Note that "canary deployment" (I hate the usage of 'deploy' as noun.) is only possible under specific circumstances. You would not want to do that with your database, for instance (aka, "0.5% of your data might now be corrupt or lost) or your development tooling (aka, 0.5% of your deployed code might not do what it should do according to its source code).
You also need a large enough user base/level of traffic where releasing to a small percentage of your users would even uncover a problem.

I've had similar problems with A/B testing where a low amount of traffic means I would have to wait a long time to get meaningful data during which confounding variables naturally get introduced.

> If you did in fact mean Continuous Deployment then you do not need 100% integration test coverage or anything of that nature. Typically, the process might work by releasing a canary deploy which receives a fraction of the traffic going to production. In the unlikely event a breaking change has silently made it through your other tests, it should likely be caught when it is deployed as a canary

You have just described 100% integration test coverage.

No? They just described QA testers or actual users finding the bugs.

i.e. the change made it through the tests, and now is deployed live, where a human may encounter and report it.

That's applicable to a toy project.

If it is not a toy project then QA testing does not scale because there are thousands if not millions paths that request can flow through the infrastructure based on a user's actions.

That's why it is imperative to augment and nearly replace QA with end-to-end integration tests.
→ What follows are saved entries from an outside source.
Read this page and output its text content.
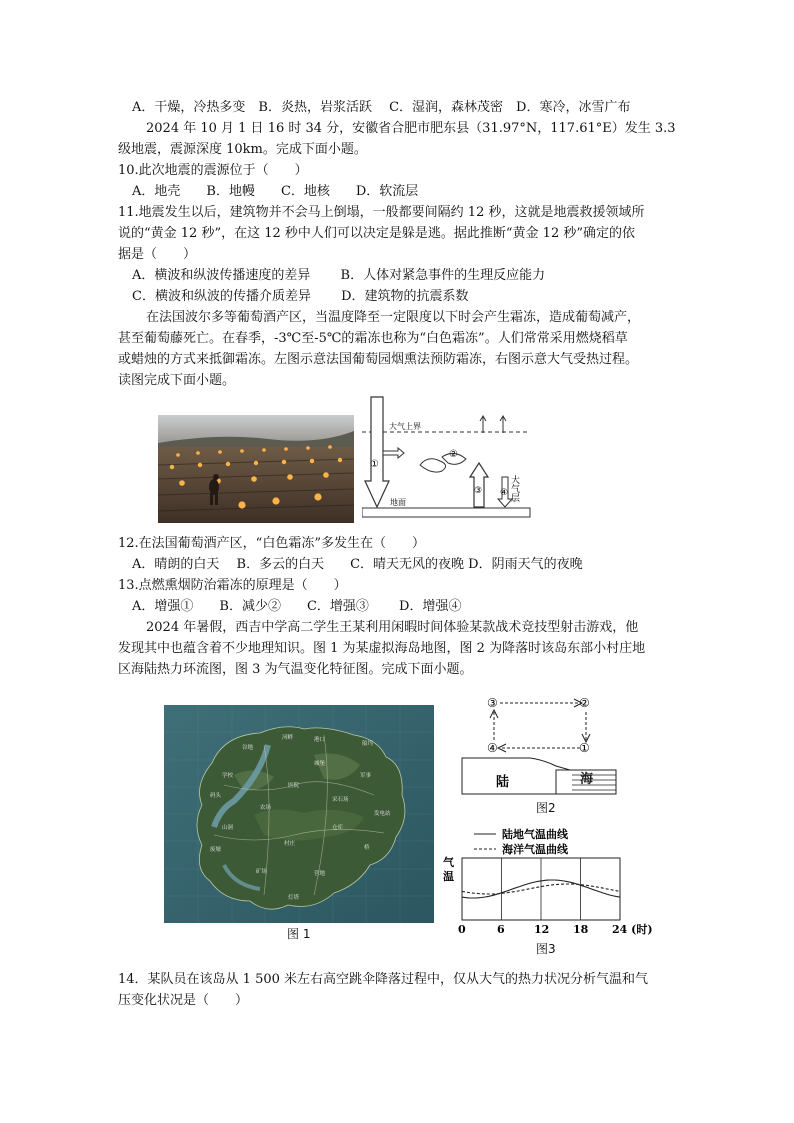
A．干燥，冷热多变　B．炎热，岩浆活跃　 C．湿润，森林茂密　D．寒冷，冰雪广布
2024 年 10 月 1 日 16 时 34 分，安徽省合肥市肥东县（31.97°N，117.61°E）发生 3.3
级地震，震源深度 10km。完成下面小题。
10.此次地震的震源位于（　　）
A．地壳　　B．地幔　　C．地核　　D．软流层
11.地震发生以后，建筑物并不会马上倒塌，一般都要间隔约 12 秒，这就是地震救援领域所
说的“黄金 12 秒”，在这 12 秒中人们可以决定是躲是逃。据此推断“黄金 12 秒”确定的依
据是（　　）
A．横波和纵波传播速度的差异　　 B．人体对紧急事件的生理反应能力
C．横波和纵波的传播介质差异　　 D．建筑物的抗震系数
在法国波尔多等葡萄酒产区，当温度降至一定限度以下时会产生霜冻，造成葡萄减产，
甚至葡萄藤死亡。在春季，-3℃至-5℃的霜冻也称为“白色霜冻”。人们常常采用燃烧稻草
或蜡烛的方式来抵御霜冻。左图示意法国葡萄园烟熏法预防霜冻，右图示意大气受热过程。
读图完成下面小题。
大气上界
地面
①
②
③ ④ 大气层
12.在法国葡萄酒产区，“白色霜冻”多发生在（　　）
A．晴朗的白天　 B．多云的白天　　C．晴天无风的夜晚 D．阴雨天气的夜晚
13.点燃熏烟防治霜冻的原理是（　　）
A．增强①　　B．减少②　　C．增强③　　 D．增强④
2024 年暑假，西吉中学高二学生王某利用闲暇时间体验某款战术竞技型射击游戏，他
发现其中也蕴含着不少地理知识。图 1 为某虚拟海岛地图，图 2 为降落时该岛东部小村庄地
区海陆热力环流图，图 3 为气温变化特征图。完成下面小题。
河畔
谷地
港口
船坞
城堡
学校	军事
医院
码头
采石场
农场
发电站
山洞	仓库
废墟
村庄
桥
矿场	营地
灯塔
图 1
③	②
④	①
陆	海
图2
陆地气温曲线
海洋气温曲线
气
温
0	6	12 18 24 (时)
图3
14．某队员在该岛从 1 500 米左右高空跳伞降落过程中，仅从大气的热力状况分析气温和气
压变化状况是（　　）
Not only that but the integration tests must be funneled though the production gates to have a reasonable assurance that the code works in production configuration -- such as production request/task budgets, production latency and production tracking/tracing.

That in turn requires the test code being gated from production traffic ( which requires infrastructure to support request pinning ) and monitored/instrumented ( requires request tracing ) and actions ( error rate is 77 reqs/second when the test generates 4 req/sec means that the non-test traffic is landing on the test - remove test deploy immediately ).

So we are back to the integration tests nearly a 100% coverage to allow for unattended deploy.